Seit dem Verschwinden des Thurmes war es unserm Thorwart nun immer, als ob man ihm die Augenbrauen abgeschoren hätte; er blinzelte nur noch ärgerlich und behauptete, im Sommer könne er es vor schattenloser Hitze, und im Winter vor Sturmwehen gar nicht mehr aushalten; dabei spöttelte er über die Stadtbewohner, die er beim Aus- und Eingang stellte, und sagte zu ihnen: sie hätten die alte Reichsstadt zum Dorfe gemacht, denn was sei eine Stadt anders als ein Dorf, wenn sie kein Thor mehr habe? Man werde bald sehen, es gäbe gar keinen Zusammenhalt mehr; jetzt werde man hinausbauen, und die ganze Stadt wäre nichts als eine aufgesprungene Wurst, während früher das Thor der Bindfaden gewesen wäre, der sie zusammengehalten. Aber es kam noch schlimmer. Die Eisenbahn wurde abgesteckt, unser Schlüsselbart lachte über das einfältige Zeug, das die Leute sich einredeten. Der Bau ging trotzdem immer weiter, und als endlich die erste Locomotive heranbrauste, und die ganze Stadt hinauslief, um das neue Wunder zu sehen, da verlachte und verfluchte der alte Thorwart die ganze Welt.
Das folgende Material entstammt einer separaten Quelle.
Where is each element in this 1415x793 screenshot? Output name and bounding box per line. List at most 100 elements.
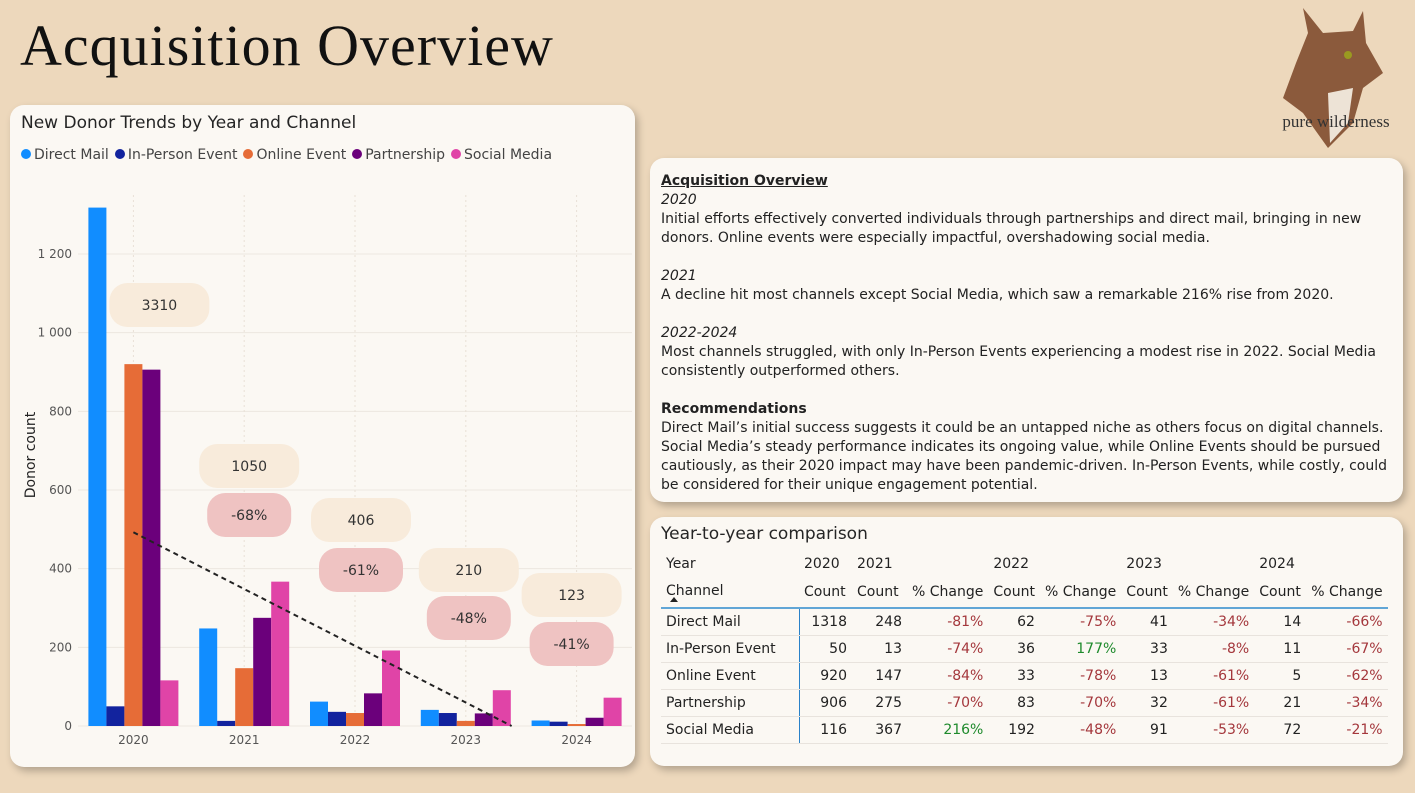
section-heading: Recommendations <box>661 401 807 417</box>
year-label: 2022 <box>993 556 1029 572</box>
bar <box>235 668 254 726</box>
value-cell: 177% <box>1039 635 1122 663</box>
value-cell: -34% <box>1172 608 1255 636</box>
value-cell: -70% <box>1039 689 1122 717</box>
change-label: -61% <box>343 563 379 579</box>
channel-header: Channel <box>661 577 799 609</box>
x-tick-label: 2021 <box>229 733 260 747</box>
value-cell: 32 <box>1121 689 1173 717</box>
total-bubble <box>418 548 519 592</box>
section-text: Most channels struggled, with only In-Pe… <box>661 344 1376 379</box>
bar <box>420 709 439 726</box>
channel-header-text: Channel <box>666 582 724 599</box>
table-row: In-Person Event 50 13 -74% 36 177% 33 -8% 11 -67% <box>661 635 1388 663</box>
table-row: Partnership 906 275 -70% 83 -70% 32 -61% 21 -34% <box>661 689 1388 717</box>
narrative: Acquisition Overview 2020 Initial efforts… <box>661 172 1391 514</box>
logo-lynx <box>1283 8 1383 148</box>
value-cell: 147 <box>852 662 907 690</box>
year-label: 2023 <box>1126 556 1162 572</box>
legend-item: In-Person Event <box>114 147 237 163</box>
value-cell: 50 <box>799 635 852 663</box>
legend-swatch <box>243 149 254 159</box>
x-tick-label: 2022 <box>340 733 371 747</box>
legend-label: Partnership <box>365 147 446 163</box>
narrative-section: Recommendations Direct Mail’s initial suc… <box>661 400 1391 495</box>
bar <box>456 720 475 726</box>
section-heading: 2020 <box>661 192 697 208</box>
value-cell: -74% <box>907 635 989 663</box>
value-cell: 13 <box>852 635 907 663</box>
total-label: 3310 <box>142 298 178 314</box>
column-header-row: Channel Count Count% Change Count% Change Co… <box>661 577 1388 609</box>
value-cell: -75% <box>1039 608 1122 636</box>
bar <box>271 581 290 726</box>
value-cell: -62% <box>1306 662 1388 690</box>
channel-cell: Direct Mail <box>661 608 800 636</box>
chart-title: New Donor Trends by Year and Channel <box>21 113 357 133</box>
legend-swatch <box>451 149 462 159</box>
legend-swatch <box>352 149 363 159</box>
value-cell: -81% <box>907 608 989 636</box>
y-tick-label: 600 <box>49 483 72 497</box>
legend-label: Direct Mail <box>34 147 109 163</box>
value-cell: -70% <box>907 689 989 717</box>
bar <box>88 207 107 726</box>
table-row: Online Event 920 147 -84% 33 -78% 13 -61% 5 -62% <box>661 662 1388 690</box>
value-cell: 11 <box>1254 635 1307 663</box>
value-cell: -34% <box>1306 689 1388 717</box>
value-cell: 906 <box>799 689 852 717</box>
bar <box>328 711 346 726</box>
y-tick-label: 800 <box>49 404 72 418</box>
value-cell: 14 <box>1254 608 1307 636</box>
value-cell: -61% <box>1172 689 1255 717</box>
comparison-table: Year 2020 2021 2022 2023 2024 Channel Count Coun… <box>661 551 1388 744</box>
value-cell: 5 <box>1254 662 1307 690</box>
bar <box>492 690 511 726</box>
total-label: 123 <box>558 588 585 604</box>
legend-item: Online Event <box>243 147 346 163</box>
value-cell: 91 <box>1121 716 1173 744</box>
column-header: Count <box>1254 577 1307 609</box>
value-cell: 36 <box>988 635 1040 663</box>
value-cell: 1318 <box>799 608 852 636</box>
legend-item: Partnership <box>352 147 445 163</box>
value-cell: -21% <box>1306 716 1388 744</box>
page-title: Acquisition Overview <box>20 13 554 78</box>
bar <box>310 701 328 726</box>
chart: 0 200 400 600 800 1 000 1 200 Donor count 2020 20… <box>23 195 632 747</box>
total-bubble <box>521 573 622 617</box>
value-cell: -78% <box>1039 662 1122 690</box>
table-title: Year-to-year comparison <box>661 524 868 544</box>
legend-swatch <box>114 149 125 159</box>
column-header: % Change <box>907 577 989 609</box>
channel-cell: In-Person Event <box>661 635 800 663</box>
table-row: Social Media 116 367 216% 192 -48% 91 -53% 72 -21… <box>661 716 1388 744</box>
year-header-row: Year 2020 2021 2022 2023 2024 <box>661 551 1388 577</box>
logo-eye <box>1344 51 1352 59</box>
change-label: -41% <box>554 637 590 653</box>
value-cell: 216% <box>907 716 989 744</box>
change-bubble <box>207 493 292 537</box>
value-cell: 248 <box>852 608 907 636</box>
y-tick-label: 1 200 <box>38 247 72 261</box>
bar <box>603 697 622 726</box>
value-cell: -84% <box>907 662 989 690</box>
value-cell: 275 <box>852 689 907 717</box>
total-label: 1050 <box>231 459 267 475</box>
bar <box>142 369 161 726</box>
bar <box>124 364 143 726</box>
value-cell: -67% <box>1306 635 1388 663</box>
value-cell: 13 <box>1121 662 1173 690</box>
channel-cell: Social Media <box>661 716 800 744</box>
change-label: -48% <box>451 611 487 627</box>
year-header: Year <box>666 556 696 572</box>
legend-swatch <box>21 149 31 159</box>
bar <box>253 617 272 726</box>
bar <box>474 713 493 726</box>
value-cell: -53% <box>1172 716 1255 744</box>
bar <box>549 721 568 726</box>
section-text: A decline hit most channels except Socia… <box>661 287 1334 303</box>
total-bubble <box>109 283 210 327</box>
column-header: % Change <box>1172 577 1255 609</box>
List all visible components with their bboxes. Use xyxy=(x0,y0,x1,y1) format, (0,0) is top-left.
Und jetzt kam das Unerwartete. Unser Schlüsselbart wurde zur Ruhe gesetzt, denn Pflastergeld und Stadtzoll wurden abgeschafft. Jeder Wagen, der vorüberfuhr, ging ihm durch die Seele; er dankte Niemand mehr, der ihn grüßte, er wollte keinen Gruß wo er nichts mehr zu befehlen hatte. Das abgesetzte Thorwarthaus wurde von der Stadt anderweit vermiethet, und auf seine letzten Tage mußte unser Schlüsselbart gar noch ausziehen. Er blieb aber nicht lang in der neuen Wohnung. Noch in seinen letzten Tagen scherzte er oft: er wolle doch sehen, ob der älteste Thorwart, der heilige Petrus am Himmelsthor, noch bei seinem Amt gelassen sei, oder ob auch dort Alles ungefragt ein- und ausspaziere.

Das war der alte Thorwart, und so wenig es mehr abgeschlossene Zünfte und Stände geben wird – was Manche wiederum wünschen – so wenig wird man mehr Thurmthore an den Eingang der Städte bauen können. Die zusammengestellten Wohnungen der Menschen haben jetzt freie Aus- und Eingänge ins Weite, und der alte Schlüsselbart, der sie wieder in ein Thor einschlösse, ist – abgebrochen.